Abstract:
Human emotions are spontaneous mental states produced by changes in facial muscles,
leading to expressions. In various human-computer interaction applications, techniques
for nonverbal communication like facial expressions, eye movements, and gestures are
employed. Facial emotion, in particular, is widely utilized for conveying an individual's
emotional states and feelings. However, emotion recognition is challenging due to the
need for a clear distinction between facial expressions and the complexity and variability
of emotions. Conventional machine learning algorithms frequently have difficulties in
accurately recognizing emotions since they heavily depend on humangenerated elements. To address this issue, we explored the use of deep learning models
for emotion detection based on facial expressions. Specifically, we evaluated Vision
Transformer (ViT), VGG19, InceptionV3, EfficientNet, and ResNet50 models.
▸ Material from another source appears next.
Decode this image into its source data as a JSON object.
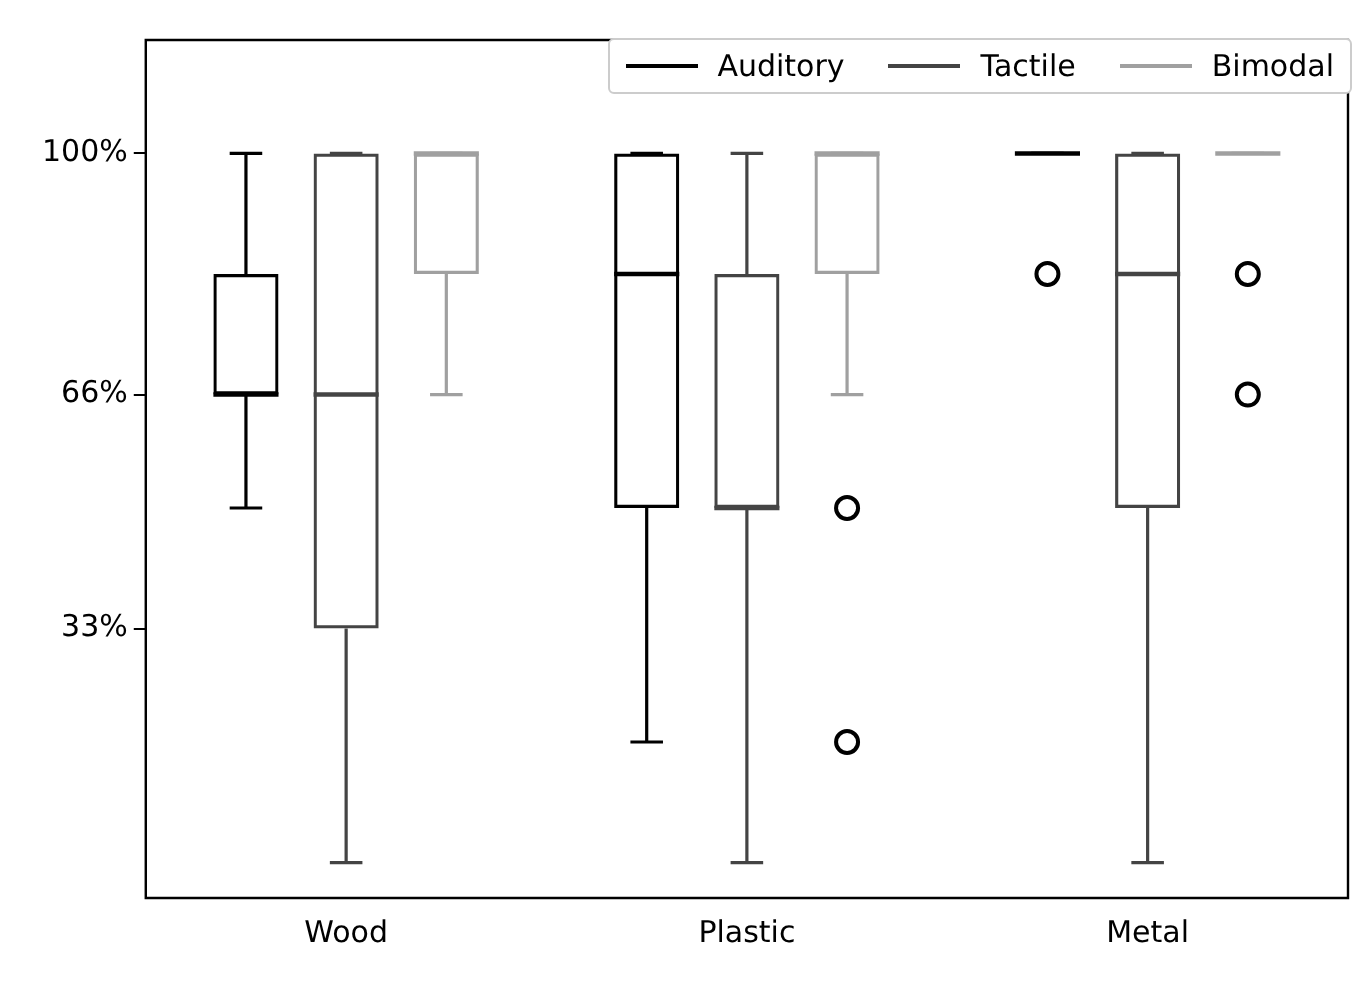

The
findings of our study demonstrated that Vision Transformer (ViT) achieved the highest
accuracy rate of 82.96%, followed by Efficient-Net at 82.36%, ResNet50 at 80.87%,
InceptionV3 at 79%, and VGG19 at 78.22%. Based on its excellent accuracy and
robustness, we propose using the Vision Transformer (ViT) for the identification of six
distinct emotions: anger, neutrality, happiness, sadness, disgust, and surprise.